Consulting Partner Private Offers Well-Received
In October, AWS launched Consulting Partner Private Offers, a purchasing program that allows software companies to authorize their resellers to negotiate private pricing for customers’ software purchases.
“Private Offers, essentially, is best price,” McCann said. “The Consulting Partner Private Offer basically says the consulting partner can be free to negotiate with the buyer on behalf of the ISV. It's doing really well, and customers love it.”
Meanwhile, consulting partners or resellers also are negotiating fees or margins behind the scenes with software vendors.
“That goes on in the channel all day long, and we've made all of that work automatically in Marketplace,” McCann said. “We're moving data between the software company, the reseller, the buyer and the procurement system, and all of that becomes what we call a digital supply chain.”
AWS has more than 230,000 customers/buyers using AWS Marketplace. Its research indicates large companies could have more than 300 software suppliers, and they’re typically moving their contracts to one-, two- or three-year terms.
“The procurement departments are renewing two or three contracts a week,” McCann said. “They're negotiating price, they're negotiating number, and all that we're turning into a digital supply chain, so that it can be done in Marketplace.”
Security Is Hot
Security is the “hottest” category of software in the AWS Marketplace, according to McCann.
“That's why we had the security conference in Boston -- everybody cares about security,” he said, referring to AWS’ inaugural re:Inforce conference on security, identity and compliance held in Boston in June. “We've actually got over 300 security vendors.”
What Channel Partners Should Be Learning Now
Channel partners trying to stay abreast of new cloud computing technologies should be boning up on machine learning, the internet of things, containers and serverless, according to McCann.

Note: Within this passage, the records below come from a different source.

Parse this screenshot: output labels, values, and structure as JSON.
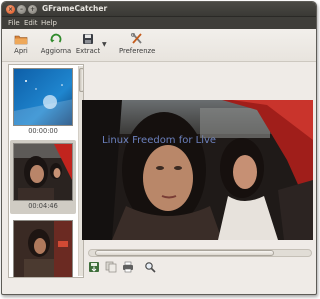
{
  "window": {
    "title": "GFrameCatcher"
  },
  "menubar": {
    "items": [
      "File",
      "Edit",
      "Help"
    ]
  },
  "toolbar": {
    "open_label": "Apri",
    "refresh_label": "Aggiorna",
    "extract_label": "Extract",
    "preferences_label": "Preferenze"
  },
  "thumbnails": [
    {
      "time": "00:00:00",
      "selected": false
    },
    {
      "time": "00:04:46",
      "selected": true
    },
    {
      "time": "",
      "selected": false
    }
  ],
  "preview": {
    "watermark": "Linux Freedom for Live"
  },
  "icons": {
    "open": "folder-icon",
    "refresh": "refresh-icon",
    "extract": "save-icon",
    "preferences": "tools-icon",
    "bottom": [
      "save-frame-icon",
      "copy-icon",
      "print-icon",
      "zoom-icon"
    ]
  },
  "colors": {
    "titlebar": "#3a3935",
    "window_bg": "#efebe7",
    "close_button": "#de4c16"
  }
}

“There's thousands of software vendors whose software was built before machine learning became popular, so all the software vendors now are trying to figure out how to add (it) to the software or to the data,” he said. “Consulting partners are scaling up on machine learning. That means you understand Python, it means you learn AWS SageMaker, it means that you are looking at maybe MXNet or TensorFlow as an engine.”
As for the Internet of Things, every device on the planet eventually will have a chip and an internet address, whether it's a toaster, a fridge or a device on one’s body, McCann said.
“There was a company in the paper the other day with glass windows that now have an internet IP address on the glass window, so that the glass can be programmed, and you don't need shades,” he said. “You just change the color of the glass. Now somebody's got to install it, that's got to be managed. How do you build on a network? Internet of things and machine learning are big areas of opportunity for the channel, and that's just beginning to take off.”
The software supply chain is a $440 billion industry, and it's growing at an annual rate of 8 percent, according to McCann, whose advice to resellers is to realize they can’t be knowledgeable about every technology and instead “pick their swim lane.”
“Get expert and learn quickly,” he said. “Hire good engineers. There's going to be five other resellers around the corner.”